(LifeSiteNews) — A federal judge on Tuesday blocked the enforcement of Florida’s law prohibiting puberty blockers and cross-sex hormones for minors, declaring that those who support the law should “put up or shut up.”
Judge Robert Hinkle issued a preliminary injunction against the recently enacted Senate Bill 254, which bans transgender surgeries, puberty blockers and cross-sex hormones for children. The law was signed by Gov. Ron DeSantis in May as part of a broad legislative package to protect the state’s kids from transgender ideology, dubbed “Let Kids be Kids.”
“Any proponent of the challenged statute and rule should put up or shut up: Do you acknowledge that there are individuals with actual gender identities opposite their natal sex, or do you not? Dog whistles ought not be tolerated,” Hinkle wrote Tuesday.
Hinkle’s ruling follows a lawsuit by the parents of two 11-year-old girls as well as an 8-year-old boy who argued that banning puberty blockers and cross-sex hormones violates the Fourteenth Amendment’s Equal Protection Clause. According to the Independent, the parents maintain that such interventions are “safe” and “medically necessary healthcare.”
The children will be able to proceed with puberty blockers and cross-sex hormones following the ruling.
While vaguely conceding that puberty blockers (GnRH agonists) have “attendant risks,” in his ruling, Hinkle fails to address the permanent, irreversible sterility that results from the use of puberty blockers followed by cross-sex hormones, which are admittedly taken in succession the “vast majority” of the time by minors who wish to “change” their sex.
However, evidence suggests that a high percentage of children who take puberty blockers and cross-sex hormones would otherwise have gone on to accept their biological sex if “left alone.”
Gender clinic founder Dr. Susan Bradley and other doctors have found that a whopping 87.8 percent of boys referred to their clinic for gender identity issues eventually ‘desisted,’ meaning they accepted their biological sex, by an age averaging 20.6 years.

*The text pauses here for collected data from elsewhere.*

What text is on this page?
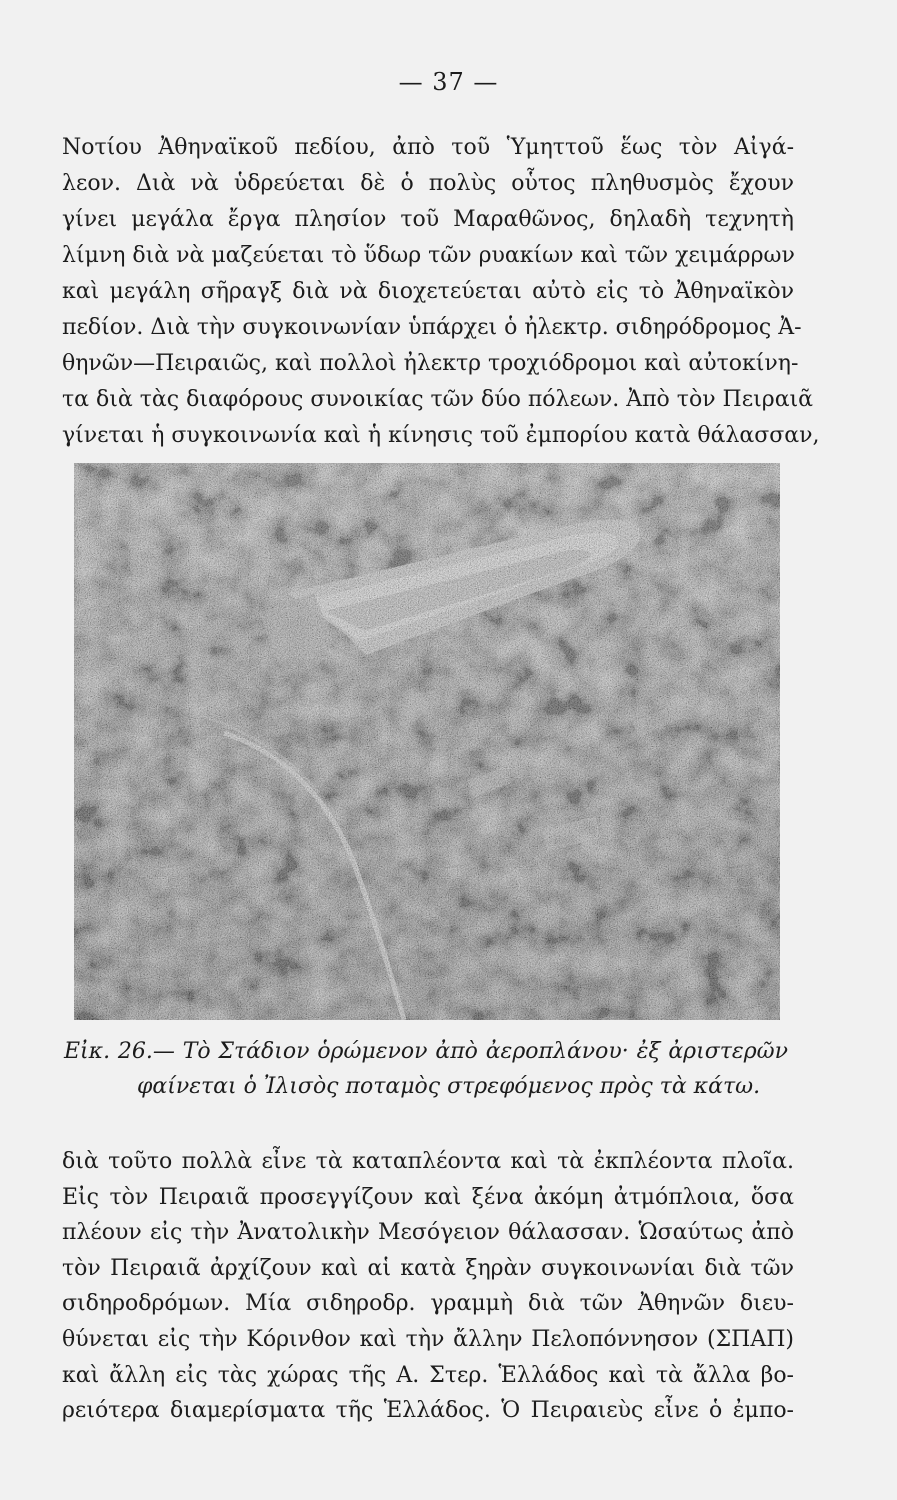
— 37 —
Νοτίου Ἀθηναϊκοῦ πεδίου, ἀπὸ τοῦ Ὑμηττοῦ ἕως τὸν Αἰγά-
λεον. Διὰ νὰ ὑδρεύεται δὲ ὁ πολὺς οὗτος πληθυσμὸς ἔχουν
γίνει μεγάλα ἔργα πλησίον τοῦ Μαραθῶνος, δηλαδὴ τεχνητὴ
λίμνη διὰ νὰ μαζεύεται τὸ ὕδωρ τῶν ρυακίων καὶ τῶν χειμάρρων
καὶ μεγάλη σῆραγξ διὰ νὰ διοχετεύεται αὐτὸ εἰς τὸ Ἀθηναϊκὸν
πεδίον. Διὰ τὴν συγκοινωνίαν ὑπάρχει ὁ ἠλεκτρ. σιδηρόδρομος Ἀ-
θηνῶν—Πειραιῶς, καὶ πολλοὶ ἠλεκτρ τροχιόδρομοι καὶ αὐτοκίνη-
τα διὰ τὰς διαφόρους συνοικίας τῶν δύο πόλεων. Ἀπὸ τὸν Πειραιᾶ
γίνεται ἡ συγκοινωνία καὶ ἡ κίνησις τοῦ ἐμπορίου κατὰ θάλασσαν,

Εἰκ. 26.— Τὸ Στάδιον ὁρώμενον ἀπὸ ἀεροπλάνου· ἐξ ἀριστερῶν

φαίνεται ὁ Ἰλισὸς ποταμὸς στρεφόμενος πρὸς τὰ κάτω.

διὰ τοῦτο πολλὰ εἶνε τὰ καταπλέοντα καὶ τὰ ἐκπλέοντα πλοῖα.
Εἰς τὸν Πειραιᾶ προσεγγίζουν καὶ ξένα ἀκόμη ἀτμόπλοια, ὅσα
πλέουν εἰς τὴν Ἀνατολικὴν Μεσόγειον θάλασσαν. Ὡσαύτως ἀπὸ
τὸν Πειραιᾶ ἀρχίζουν καὶ αἱ κατὰ ξηρὰν συγκοινωνίαι διὰ τῶν
σιδηροδρόμων. Μία σιδηροδρ. γραμμὴ διὰ τῶν Ἀθηνῶν διευ-
θύνεται εἰς τὴν Κόρινθον καὶ τὴν ἄλλην Πελοπόννησον (ΣΠΑΠ)
καὶ ἄλλη εἰς τὰς χώρας τῆς Α. Στερ. Ἑλλάδος καὶ τὰ ἄλλα βο-
ρειότερα διαμερίσματα τῆς Ἑλλάδος. Ὁ Πειραιεὺς εἶνε ὁ ἐμπο-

This suggests that a high percentage of children who take puberty blockers and cross-sex hormones would otherwise have gone on to accept their biological sex if “left alone.”
Such evidence lends credence to the claims of critics of “transgender” interventions for minors that it is child abuse to allow even a 16-year-old – who isn’t considered old enough to vote, join the military, or consent to most medical treatment – to be permanently sterilized, as if they were capable of informed consent to such a decision.
“I don’t know that any kids actually could, given the capacity of a 10- or 12- or even 14- or 15-year-old to understand the complexity of the decision that they’re making on their long-term sexual and life function. It just doesn’t make sense,” argued Dr. Bradley, who shared earlier this year that she regretted her clinic’s involvement in administering puberty blockers for gender dysphoria.
Judge Hinkle also fails to address the links of puberty blockers and cross-sex hormones to permanent physical and psychological damage, including cardiovascular diseases, osteoporosis, cancer, stroke, infertility, and drastically increased instances of suicidality.
He argued instead that “there are risks attendant to not using these treatments, including the risk – in some instances, the near certainty – of anxiety and depression and even suicidal ideation.”
“The plaintiffs’ adolescent children will suffer irreparable harm – the unwanted and irreversible onset and progression of puberty in their natal sex – if they do not promptly begin treatment with GnRH agonists,” Judge Hinkle concluded.
However, the “largest existing study” on the subject, according to JAMA, has been corrected in 2020 to conclude that there is “no mental health benefit from gender-affirming surgery after comparison with a control group of [gender-confused] people who had not yet undergone surgery.”
In fact, according to research that surveilled actual outcomes spanning three decades, people who obtained so-called “gender-affirming surgeries” were “19 times more likely to kill themselves” than the general population.
SB 254 suspends the licenses of healthcare practitioners arrested for “committing or attempting, soliciting, or conspiring to commit specified violations related to sex-reassignment prescriptions or procedures for a patient younger than 18 years of age.”
The law also allows Florida minors who received the mutilating interventions without consent to sue for damages.
Hinkle, who was nominated to the U.S. District Court for the Northern District of Florida by former President Bill Clinton, issued a ruling in Brenner v. Scott that found that Florida’s bans on same-sex marriage were federally unconstitutional.